Jonatas Carvalho - Historiador - Doutor em Sociologia e Direito.



terça-feira, junho 17, 2025

O IRÃ DA VEZ ou A VEZ DO IRÃ.

Todo historiador que preza seu ofício sabe que qualquer elaboração sobre o conflito entre sionistas e persas, em pleno fogo cruzado, configuraria uma análise pouco precisa. Basta pensar nas avaliações dos "analistas" na ocasião da eclosão do conflito entre Rússia e Ucrânia. Quanta bobagem foi proferida.

Isso não quer dizer que seja impossível fazer uma leitura minimamente razoável da situação. Mas sempre estaremos no campo das possibilidades e projeções, em especial quando se trata de futuros desdobramentos. Mesmo aqueles que avaliam as "causas", neste momento, correm o risco de se equivocar.

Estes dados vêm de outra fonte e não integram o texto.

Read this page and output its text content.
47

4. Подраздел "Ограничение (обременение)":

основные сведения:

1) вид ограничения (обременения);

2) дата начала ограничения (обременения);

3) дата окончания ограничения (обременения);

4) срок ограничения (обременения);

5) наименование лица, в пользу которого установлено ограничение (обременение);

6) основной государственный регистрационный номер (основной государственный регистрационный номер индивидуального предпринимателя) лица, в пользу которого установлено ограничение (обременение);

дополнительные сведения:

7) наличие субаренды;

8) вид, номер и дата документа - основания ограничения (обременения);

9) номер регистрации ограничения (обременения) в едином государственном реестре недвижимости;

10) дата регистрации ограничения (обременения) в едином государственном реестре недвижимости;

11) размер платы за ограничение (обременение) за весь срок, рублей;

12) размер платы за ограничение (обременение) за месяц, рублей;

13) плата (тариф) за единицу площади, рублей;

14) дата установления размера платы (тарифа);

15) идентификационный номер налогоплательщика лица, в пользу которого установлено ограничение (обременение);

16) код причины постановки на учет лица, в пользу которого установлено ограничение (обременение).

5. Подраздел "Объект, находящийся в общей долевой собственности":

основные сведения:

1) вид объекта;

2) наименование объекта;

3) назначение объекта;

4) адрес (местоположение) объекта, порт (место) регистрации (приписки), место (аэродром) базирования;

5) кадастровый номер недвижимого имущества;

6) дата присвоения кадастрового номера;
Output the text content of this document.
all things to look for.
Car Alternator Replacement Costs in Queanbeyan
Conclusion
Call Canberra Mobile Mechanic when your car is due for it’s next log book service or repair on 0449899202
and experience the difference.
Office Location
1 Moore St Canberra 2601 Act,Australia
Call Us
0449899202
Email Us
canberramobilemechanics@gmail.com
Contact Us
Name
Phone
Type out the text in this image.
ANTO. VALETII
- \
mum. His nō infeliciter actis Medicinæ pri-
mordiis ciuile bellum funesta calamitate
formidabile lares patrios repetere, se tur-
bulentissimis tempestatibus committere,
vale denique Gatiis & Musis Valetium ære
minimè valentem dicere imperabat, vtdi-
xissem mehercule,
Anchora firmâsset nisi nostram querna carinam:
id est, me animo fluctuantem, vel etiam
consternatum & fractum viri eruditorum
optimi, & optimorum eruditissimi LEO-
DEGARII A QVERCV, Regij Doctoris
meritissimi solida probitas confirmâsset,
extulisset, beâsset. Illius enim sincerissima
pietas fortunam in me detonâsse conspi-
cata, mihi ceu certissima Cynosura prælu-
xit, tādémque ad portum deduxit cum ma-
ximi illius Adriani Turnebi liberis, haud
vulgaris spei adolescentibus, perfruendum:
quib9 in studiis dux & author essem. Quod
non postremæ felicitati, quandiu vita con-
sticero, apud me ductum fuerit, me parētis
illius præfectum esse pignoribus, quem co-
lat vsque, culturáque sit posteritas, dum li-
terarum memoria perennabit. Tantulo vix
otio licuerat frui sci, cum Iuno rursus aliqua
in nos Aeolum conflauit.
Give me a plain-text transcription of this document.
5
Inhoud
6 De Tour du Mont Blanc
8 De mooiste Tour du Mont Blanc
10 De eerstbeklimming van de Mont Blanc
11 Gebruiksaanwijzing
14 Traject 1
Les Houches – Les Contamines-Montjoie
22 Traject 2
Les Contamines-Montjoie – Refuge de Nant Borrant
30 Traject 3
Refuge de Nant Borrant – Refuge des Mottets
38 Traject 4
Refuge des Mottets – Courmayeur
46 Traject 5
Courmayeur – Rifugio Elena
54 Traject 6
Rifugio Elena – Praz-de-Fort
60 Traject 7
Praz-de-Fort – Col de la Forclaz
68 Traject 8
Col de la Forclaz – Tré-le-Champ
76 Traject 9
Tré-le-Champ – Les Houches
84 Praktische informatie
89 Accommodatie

Para começo de conversa, toda análise que pauta o conflito a partir do "acordo" interrompido entre Irã e EUA — isto é, que o ataque sionista tinha como único objetivo "interromper" ou "forçar" os persas a assinarem o acordo — pode estar ignorando um cenário mais amplo. A história pode ser muito mais complexa e tem rastros mais longínquos.

Se tivermos que demarcar uma temporalidade, eu diria que poderíamos iniciar com a invasão de Gaza, em 2023, onde, certamente, um dos objetivos era enfraquecer o Hamas. Mas havia outras razões, entre elas a descoberta de reservatórios de petróleo e gás na Área C da Cisjordânia e na costa mediterrânea de Gaza, com estimativas iniciais de 122 trilhões de metros cúbicos de gás e 1,7 bilhão de barris de petróleo recuperável.


Em um cenário projetado, os sionistas invadiriam o Líbano em 2024 para enfraquecer o Hezbollah e, em seguida, fariam um ataque ao Irã, cuja resposta seria apenas de dissuasão. No final de 2024, com apoio da CIA, o governo de Assad, aliado do Irã, seria deposto na Síria. Finalmente, enquanto davam seguimento à limpeza étnica em Gaza, em novembro de 2024, seria a vez de os sionistas atacarem o Iêmen, buscando desmobilizar os Houthis.

Então, se olharmos esses movimentos, podemos pensá-los como uma preparação de médio prazo: primeiro, era preciso enfraquecer os grupos de apoio ao Irã para, depois, atacar o coração da resistência ao projeto sionista. Fica então a questão: qual o momento certo para atacar o Irã? Provavelmente em meio aos impasses nas negociações com os EUA de Trump. Era preciso retomar as negociações, impor um acordo inegociável, para que Israel pudesse alegar um "ataque preventivo" e cometer mais meia dúzia de crimes de guerra.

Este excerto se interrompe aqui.